Thursday I was over to Village Bottoms for an open house, a follow-up of sorts to a workshop at West Coast Green where people from a wide variety of backgrounds brainstormed ideas about how to recreate the area. It's gone through a lot of changes from a terminus of transcontinental railroad to a reemerging neighborhood today. Two of the biggest changes were the building of the Cypress Structure in the 1950s which cut off the area from the rest of Oakland, and its subsequent collapse in the Loma Prieta earthquake in 1989. Since then residents have been working to reshape the area. We started with a tour led by Marcel Diallo, community activist and businessman in the Bottoms:
I was also there to check out an open house for Central Station, a multi-part housing development in the area, centered around the 16th Street Station that once formed the hub of the Southern Pacific Railroad in Oakland. SFGate.com's Chip Johnson was there and has a nice write-up on the project. There are even some nice green features in parts of the development, like a living roof on the apartment building.
Nearby to the apartments and lofts are The Blackdot Cafe, The Soul Foods Cooperative Grocery Store, and other burgeoning businesses. Food and drinks for the event were provided by Linden Street Brewery, Brown Sugar Kitchen, and other Oakland businesses. There's still a lot of work to do such as cleaning up the old Phoenix Ironworks site, but Village Bottoms is looking up.

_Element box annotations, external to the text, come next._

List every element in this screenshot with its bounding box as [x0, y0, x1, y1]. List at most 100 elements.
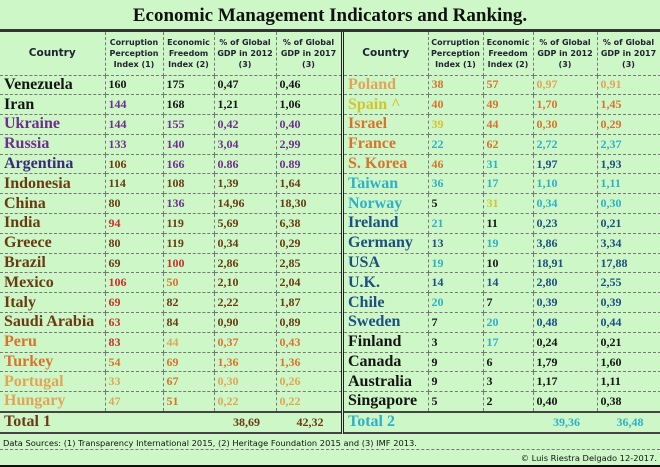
cell-cpi: 47 — [105, 391, 164, 413]
table-row: U.K. 14 14 2,80 2,55 — [344, 272, 660, 294]
table-row: Canada 9 6 1,79 1,60 — [344, 352, 660, 373]
cell-efi: 6 — [483, 352, 534, 373]
cell-gdp-2012: 1,39 — [214, 173, 277, 195]
cell-cpi: 3 — [428, 332, 484, 353]
cell-cpi: 106 — [105, 154, 164, 175]
cell-cpi: 33 — [105, 371, 164, 393]
cell-country: Italy — [0, 292, 106, 314]
cell-gdp-2017: 0,21 — [597, 213, 660, 234]
cell-gdp-2012: 3,04 — [214, 134, 277, 155]
cell-efi: 82 — [163, 292, 215, 314]
table-row: Germany 13 19 3,86 3,34 — [344, 233, 660, 254]
cell-gdp-2012: 0,39 — [533, 292, 598, 314]
cell-efi: 62 — [483, 134, 534, 155]
left-table-panel: Country Corruption Perception Index (1) … — [0, 32, 342, 434]
total-row: Total 2 39,36 36,48 — [344, 410, 660, 434]
cell-cpi: 94 — [105, 213, 164, 234]
cell-efi: 67 — [163, 371, 215, 393]
table-row: Hungary 47 51 0,22 0,22 — [0, 391, 342, 413]
cell-country: Germany — [344, 233, 429, 254]
cell-cpi: 54 — [105, 352, 164, 373]
total-gdp-2017: 42,32 — [276, 410, 341, 434]
table-row: Saudi Arabia 63 84 0,90 0,89 — [0, 312, 342, 333]
cell-country: Chile — [344, 292, 429, 314]
total-row: Total 1 38,69 42,32 — [0, 410, 341, 434]
cell-cpi: 5 — [428, 193, 484, 215]
cell-efi: 108 — [163, 173, 215, 195]
cell-gdp-2012: 1,21 — [214, 94, 277, 116]
cell-cpi: 22 — [428, 134, 484, 155]
header-cpi: Corruption Perception Index (1) — [105, 32, 164, 76]
cell-gdp-2012: 0,24 — [533, 332, 598, 353]
cell-gdp-2017: 0,29 — [597, 114, 660, 135]
cell-cpi: 21 — [428, 213, 484, 234]
table-row: Ukraine 144 155 0,42 0,40 — [0, 114, 342, 135]
cell-country: India — [0, 213, 106, 234]
cell-country: Saudi Arabia — [0, 312, 106, 333]
table-row: France 22 62 2,72 2,37 — [344, 134, 660, 155]
cell-cpi: 80 — [105, 233, 164, 254]
cell-gdp-2017: 0,21 — [597, 332, 660, 353]
cell-efi: 14 — [483, 272, 534, 294]
cell-efi: 44 — [483, 114, 534, 135]
cell-gdp-2012: 1,97 — [533, 154, 598, 175]
cell-country: Russia — [0, 134, 106, 155]
cell-country: Indonesia — [0, 173, 106, 195]
total-gdp-2012: 38,69 — [214, 410, 276, 434]
cell-gdp-2017: 3,34 — [597, 233, 660, 254]
cell-country: China — [0, 193, 106, 215]
cell-gdp-2012: 2,72 — [533, 134, 598, 155]
header-row: Country Corruption Perception Index (1) … — [0, 32, 342, 76]
cell-cpi: 80 — [105, 193, 164, 215]
table-row: Venezuela 160 175 0,47 0,46 — [0, 75, 342, 96]
right-ranking-table: Country Corruption Perception Index (1) … — [344, 32, 660, 434]
cell-cpi: 144 — [105, 114, 164, 135]
cell-cpi: 114 — [105, 173, 164, 195]
cell-gdp-2017: 1,36 — [276, 352, 342, 373]
table-row: Portugal 33 67 0,30 0,26 — [0, 371, 342, 393]
table-row: Taiwan 36 17 1,10 1,11 — [344, 173, 660, 195]
cell-country: Venezuela — [0, 75, 106, 96]
cell-country: Israel — [344, 114, 429, 135]
cell-gdp-2012: 5,69 — [214, 213, 277, 234]
cell-cpi: 19 — [428, 253, 484, 274]
cell-efi: 84 — [163, 312, 215, 333]
cell-cpi: 46 — [428, 154, 484, 175]
cell-gdp-2017: 0,39 — [597, 292, 660, 314]
cell-country: France — [344, 134, 429, 155]
table-row: Spain ^ 40 49 1,70 1,45 — [344, 94, 660, 116]
cell-cpi: 20 — [428, 292, 484, 314]
cell-cpi: 144 — [105, 94, 164, 116]
cell-country: Poland — [344, 75, 429, 96]
table-row: Sweden 7 20 0,48 0,44 — [344, 312, 660, 333]
cell-cpi: 9 — [428, 352, 484, 373]
cell-gdp-2012: 0,34 — [533, 193, 598, 215]
cell-country: Singapore — [344, 391, 429, 413]
table-row: Chile 20 7 0,39 0,39 — [344, 292, 660, 314]
cell-gdp-2012: 0,34 — [214, 233, 277, 254]
cell-cpi: 40 — [428, 94, 484, 116]
copyright-note: © Luis Riestra Delgado 12-2017. — [520, 453, 657, 463]
cell-country: Portugal — [0, 371, 106, 393]
cell-gdp-2012: 0,40 — [533, 391, 598, 413]
cell-country: Ukraine — [0, 114, 106, 135]
cell-gdp-2017: 0,43 — [276, 332, 342, 353]
table-row: Finland 3 17 0,24 0,21 — [344, 332, 660, 353]
cell-efi: 51 — [163, 391, 215, 413]
table-row: Indonesia 114 108 1,39 1,64 — [0, 173, 342, 195]
cell-gdp-2017: 6,38 — [276, 213, 342, 234]
cell-gdp-2017: 0,30 — [597, 193, 660, 215]
table-row: Peru 83 44 0,37 0,43 — [0, 332, 342, 353]
cell-efi: 136 — [163, 193, 215, 215]
cell-gdp-2017: 2,37 — [597, 134, 660, 155]
cell-efi: 119 — [163, 213, 215, 234]
table-row: Russia 133 140 3,04 2,99 — [0, 134, 342, 155]
header-cpi: Corruption Perception Index (1) — [428, 32, 484, 76]
table-row: Ireland 21 11 0,23 0,21 — [344, 213, 660, 234]
cell-country: Mexico — [0, 272, 106, 294]
cell-gdp-2012: 18,91 — [533, 253, 598, 274]
cell-efi: 140 — [163, 134, 215, 155]
cell-country: S. Korea — [344, 154, 429, 175]
cell-cpi: 9 — [428, 371, 484, 393]
cell-gdp-2012: 0,37 — [214, 332, 277, 353]
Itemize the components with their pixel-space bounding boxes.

Then last night, K and I attended an interfaith service at Lakeshore Avenue Baptist Church, 'Keeping the Faith'. People from a wide range of faith traditions in Oakland, from Jewish to Christian to Buddhist to Native American spoke about the keeping the faith towards a day when Prop 8 will be overturned. It was an amazing service, and a reminder for all that not all people of faith are against gay marriage. Oakland city council-member Rebecca Kaplan spoke about her experiences of being a lesbian and growing up in an orthodox Jewish household, reps from the Episcopal Church and the ELCA (Lutherans) spoke about recent decisions to open the churches to the LGBT community, and Sheilagh Brooks read a powerful poem about her struggles. Around the sanctuary there were banners about different aspects of the struggle and successes. We spotted one that told the story of a former co-worker of K's and her partner. And we all prayed for the elections today in Maine and Washington, that the LGBT communities in those states might have the freedoms that were briefly enjoyed here in California.